Malnutrition has a severe effect on children’s health since it weakens resistance to germs that cause pneumonia, malaria, diarrhea, measles and AIDS, which together are responsible for half of deaths of children under 5. Those children that survive acute malnutrition suffer from stunted growth and developmental delays that will affect them the rest of their lives. Inadequate diets mainly affect young children, since they have very specific nutritional needs.

Recently UNICEF and organizations such as Medecins Sans Frontieres (MSF), also known as Doctors Without Borders, have been promoting the use of a highly nutritious, ready-to-use food specifically designed for young children. RUF has already achieved significant success in fighting malnutrition. In 2006, MSF treated more than 150,000 children in 99 program sites in 22 countries.

RUF, also called “Plumpynut,” is the result of the work of a French researcher from the Institut de Recherche pour le Developpement in Paris and the French company Nutriset. Together they have developed a dense spread of milk, proteins, vegetable fat, peanuts and sugar enriched with vitamins and minerals. Because milk is already an ingredient the spread doesn’t need to be diluted, thus eliminating potential contamination from the dilution process and making it more “user friendly.”

Most importantly RUF has the advantages of being easily transported, safely stored even in tropical climates and easily distributed since it comes protectively wrapped in individual portions.

RUF is so effective because malnutrition results not only from too little food but also from the lack of essential nutrients in the food that is available. As Dr. Christophe Fournier, the president of MSF’s International Council has declared, “It is not about how much food children get, it is what is in the food that counts.”

Until the development of RUF, international food aid relied heavily on fortified blended foods. According to MSF, those blended foods have limitations that make their use less effective than RUF. Among other shortcomings they are less dense in calories and nutrients needed by children and make it more difficult for children to absorb critically needed nutrients.

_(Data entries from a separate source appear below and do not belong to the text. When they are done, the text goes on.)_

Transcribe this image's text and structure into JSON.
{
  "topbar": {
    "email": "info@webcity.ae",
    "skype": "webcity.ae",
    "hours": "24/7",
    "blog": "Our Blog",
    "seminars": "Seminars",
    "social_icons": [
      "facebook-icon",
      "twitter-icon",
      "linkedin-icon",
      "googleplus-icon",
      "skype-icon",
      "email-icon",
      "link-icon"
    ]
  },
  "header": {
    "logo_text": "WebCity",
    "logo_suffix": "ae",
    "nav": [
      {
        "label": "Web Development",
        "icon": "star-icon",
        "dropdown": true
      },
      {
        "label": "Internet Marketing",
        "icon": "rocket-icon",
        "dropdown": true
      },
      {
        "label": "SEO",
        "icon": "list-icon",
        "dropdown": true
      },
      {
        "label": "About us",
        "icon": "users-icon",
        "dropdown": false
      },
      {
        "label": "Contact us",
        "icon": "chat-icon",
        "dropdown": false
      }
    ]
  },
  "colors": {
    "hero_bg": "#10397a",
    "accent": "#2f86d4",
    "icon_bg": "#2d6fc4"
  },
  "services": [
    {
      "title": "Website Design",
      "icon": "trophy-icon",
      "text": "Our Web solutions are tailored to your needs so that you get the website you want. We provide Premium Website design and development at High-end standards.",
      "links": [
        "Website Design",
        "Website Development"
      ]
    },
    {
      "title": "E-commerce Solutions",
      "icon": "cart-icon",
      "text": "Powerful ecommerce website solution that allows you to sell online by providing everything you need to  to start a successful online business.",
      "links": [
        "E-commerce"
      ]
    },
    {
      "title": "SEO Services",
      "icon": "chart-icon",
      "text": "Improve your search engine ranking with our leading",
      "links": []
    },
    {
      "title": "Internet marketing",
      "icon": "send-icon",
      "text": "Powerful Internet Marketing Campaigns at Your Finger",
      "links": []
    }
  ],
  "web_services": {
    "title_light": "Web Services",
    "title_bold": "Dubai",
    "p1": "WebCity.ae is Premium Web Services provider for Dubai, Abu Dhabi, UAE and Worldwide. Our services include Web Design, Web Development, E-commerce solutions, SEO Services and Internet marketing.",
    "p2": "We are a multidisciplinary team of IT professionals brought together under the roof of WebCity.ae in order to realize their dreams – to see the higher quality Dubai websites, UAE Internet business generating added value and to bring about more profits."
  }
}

Since 2000, RUF has been successfully used by MSF in Congo, Ethiopia, Burundi, Angola, Sudan, Niger and Afghanistan. But according to MSF, although RUF has proved to be extremely effective in fighting malnutrition, estimates are that only an estimated 600,000 out of the 20 million children suffering from severe acute malnutrition will have had access to RUF in 2007.

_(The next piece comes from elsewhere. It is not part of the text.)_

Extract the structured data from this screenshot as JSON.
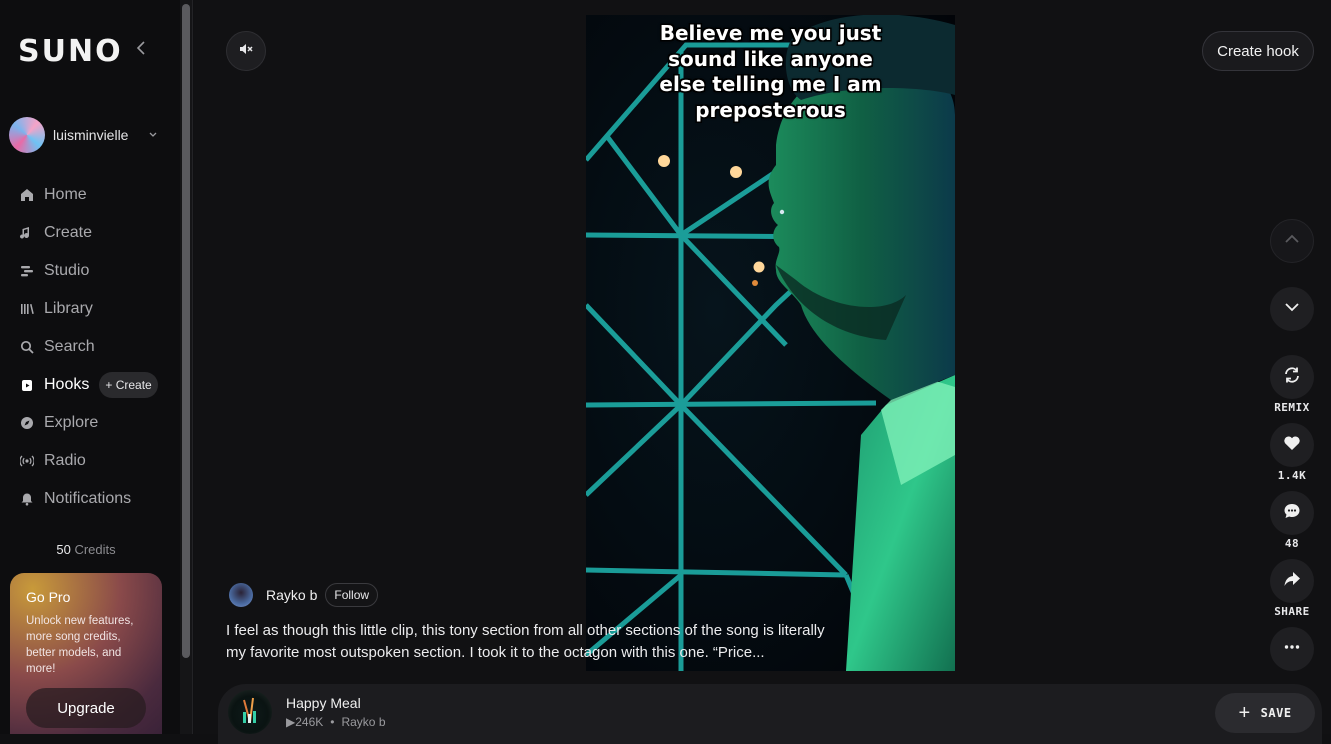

It would seem callous and unethical not to speed up the expansion of RUF programs so that they reach all 20 million of the world’s starving children. Estimates are that accomplishing this would cost approximately $1 billion.

While it may be tempting to think that this new and effective food will solve the public health crisis associated with children’s malnutrition, RUF alone is not enough. An effective, sustainable solution to childhood malnutrition requires an approach that empowers communities (particularly women) in promoting health and fostering independence among vulnerable populations.

It should include vigorous programs of nutrition education and income-generating activities and literacy classes for women that include nutritional themes. Malnutrition, a major scourge of children in the developing world, can be conquered.

Cesar Chelala is an international public health consultant and author of “Children’s health in the Americas,” a publication of the Pan American Health Organization.